AFAIR, on GNU/Linux stderr is not unbuffered by default.  We had a
long discussion of related issues in June 2019, I think people who
know about the glibc internals told there stderr is not really
completely unbuffered (and Posix allows that).

On MS-Windows it is by default unbuffered.

> Back to the windows behavior at hand, the simple test conducted with
> fwrite as the bug report mentioned, has a 2048 bytes associated with
> it which I will consider it to be categorized as "fully buffered",
> which brings it further away to the posix standard and even more further
> away from Linux being on the other end (always unbuffered).

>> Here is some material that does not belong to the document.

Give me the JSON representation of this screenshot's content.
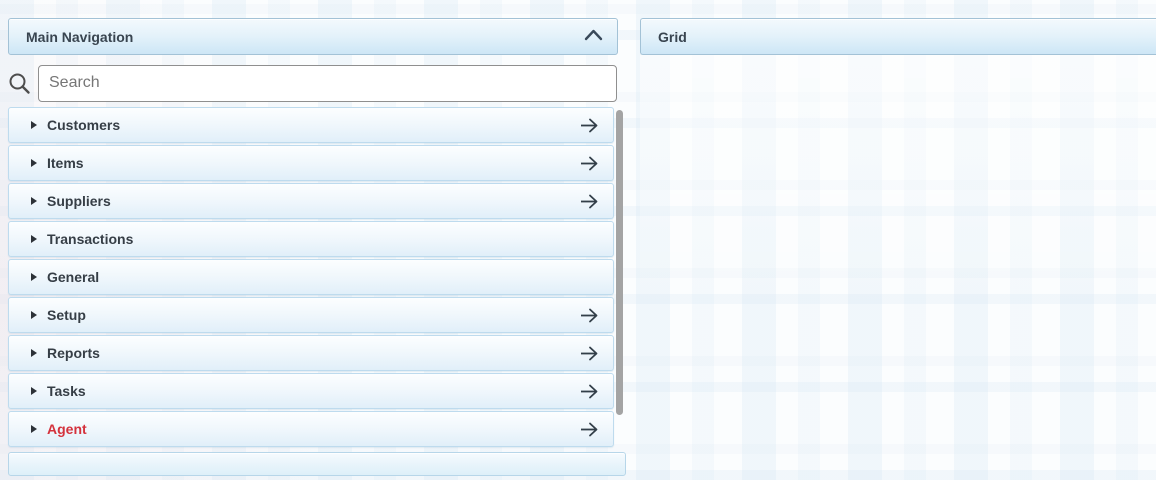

I'm not sure your conclusion is correct.  I think the buffering is
imposed by the pipes which Emacs uses for communications with
subprocesses.  Or at least this is an additional buffering that is
related to the issue at hand.

> Unix convention is that stdin and stdout are line-buffered when
> associated with a terminal, and fully-buffered (aka block-buffered)
> otherwise. stderr is always unbuffered.
> 
> """
> 
> emphasis on *Unix convention ... stderr .. always unbuffered*, though
> it will be difficult to confirm this claim for all *nices)

I think Windows behaves the same, at least by default.  But GNU/Linux
isn't.

> For #2, emacs batch stderr behavior when invoked from outside the
> command line is not compatible with the posix standard, since it uses
> "fully buffered" mode, which actually makes it behave very differently
> from Linux (which is posix compliant by always having stderr as being
> unbuffered). Thus, the suggested patch actually addresses this
> concern, rather than invalidating it.

Again, are you sure it isn't the pipe that imposes buffering?

> (I understand ConPTY is the long term solution looking for a hacker,
> though I still do
> suppose the current behavior on windows is odd and needs to be
> addressed until that time).

I don't see it as odd.  The behavior of stdout and stdin could be odd
(again, due to pipes being used), but not that of stderr.